Working with sustainability and circular economy experts revealed a universal truth: circular transformation is not just a technical shift — it is behavioural, cultural, and deeply human. The camp made it clear how differently participants defined “circular value” depending on their industry, culture, or background. For some, it meant material reuse. For others, it meant behavioural change, long-term design commitment, or community involvement. The value of the camp came from creating a space where these interpretations could coexist — and then be aligned into a shared definition. Visual facilitation also played a critical role. Having a skilled illustrator capturing insights in real time helped participants see complexity become clarity. It allowed the group to track emerging patterns, reduce abstraction, and build a shared mental model — something especially important when participants come from technical or scientific fields.

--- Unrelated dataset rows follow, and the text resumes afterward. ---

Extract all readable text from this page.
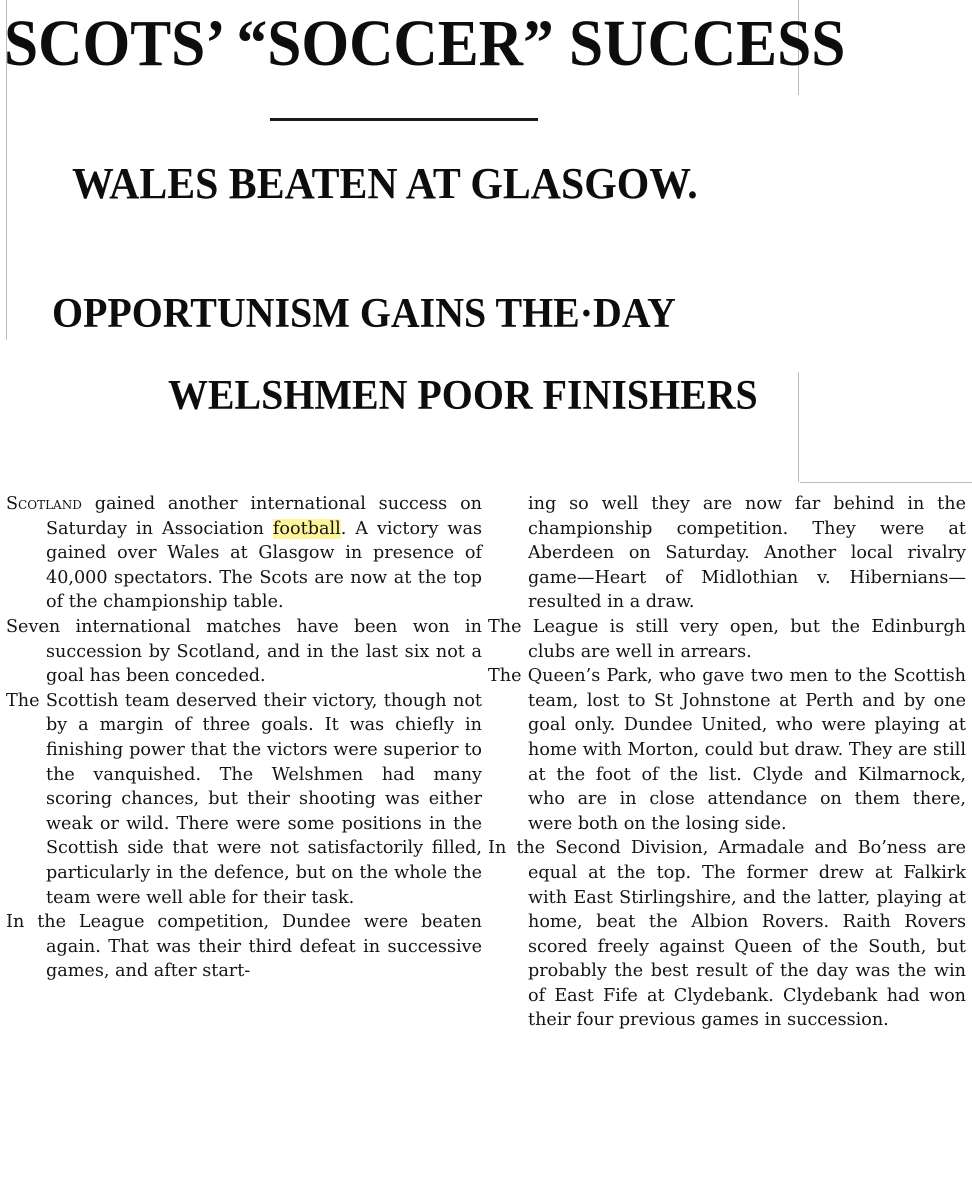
SCOTS’ “SOCCER” SUCCESS
WALES BEATEN AT GLASGOW.
OPPORTUNISM GAINS THE·DAY
WELSHMEN POOR FINISHERS

Scotland gained another international success on Saturday in Association football. A victory was gained over Wales at Glasgow in presence of 40,000 spectators. The Scots are now at the top of the championship table.

Seven international matches have been won in succession by Scotland, and in the last six not a goal has been conceded.

The Scottish team deserved their victory, though not by a margin of three goals. It was chiefly in finishing power that the victors were superior to the vanquished. The Welshmen had many scoring chances, but their shooting was either weak or wild. There were some positions in the Scottish side that were not satisfactorily filled, particularly in the defence, but on the whole the team were well able for their task.

In the League competition, Dundee were beaten again. That was their third defeat in successive games, and after start-

ing so well they are now far behind in the championship competition. They were at Aberdeen on Saturday. Another local rivalry game—Heart of Midlothian v. Hibernians—resulted in a draw.

The League is still very open, but the Edinburgh clubs are well in arrears.

The Queen’s Park, who gave two men to the Scottish team, lost to St Johnstone at Perth and by one goal only. Dundee United, who were playing at home with Morton, could but draw. They are still at the foot of the list. Clyde and Kilmarnock, who are in close attendance on them there, were both on the losing side.

In the Second Division, Armadale and Bo’ness are equal at the top. The former drew at Falkirk with East Stirlingshire, and the latter, playing at home, beat the Albion Rovers. Raith Rovers scored freely against Queen of the South, but probably the best result of the day was the win of East Fife at Clydebank. Clydebank had won their four previous games in succession.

Another key learning was the importance of bringing business leaders into the same room early, aligning their expectations, and making trade-offs transparent. Circularity touches supply chains, investment models, and long-term risk planning — none of which can move forward unless leadership alignment is strong and explicit. From a facilitation standpoint, the workshop highlighted how essential a well-designed playbook is for large-scale events. Clear roles, escalation paths, timing rules, and communication scripts ensured the experience remained smooth despite cultural differences, multiple time zones, and highly technical discussions. Without this backbone, the complexity would have overwhelmed the process. If repeating this project, I would expand the pre-work exercises to deepen alignment before sessions begin — especially considering the diverse mix of expertise. More importantly, I would integrate early diagnostic surveys to surface assumptions and misconceptions before participants arrive, accelerating convergence in the live sessions. Overall, this project reinforced the importance of structure, psychological safety, and visual thinking in tackling complex sustainability challenges. It strengthened my ability to guide large-scale co-creation, translate circular models into practical actions, and support global teams as they work toward a more regenerative, resilient future.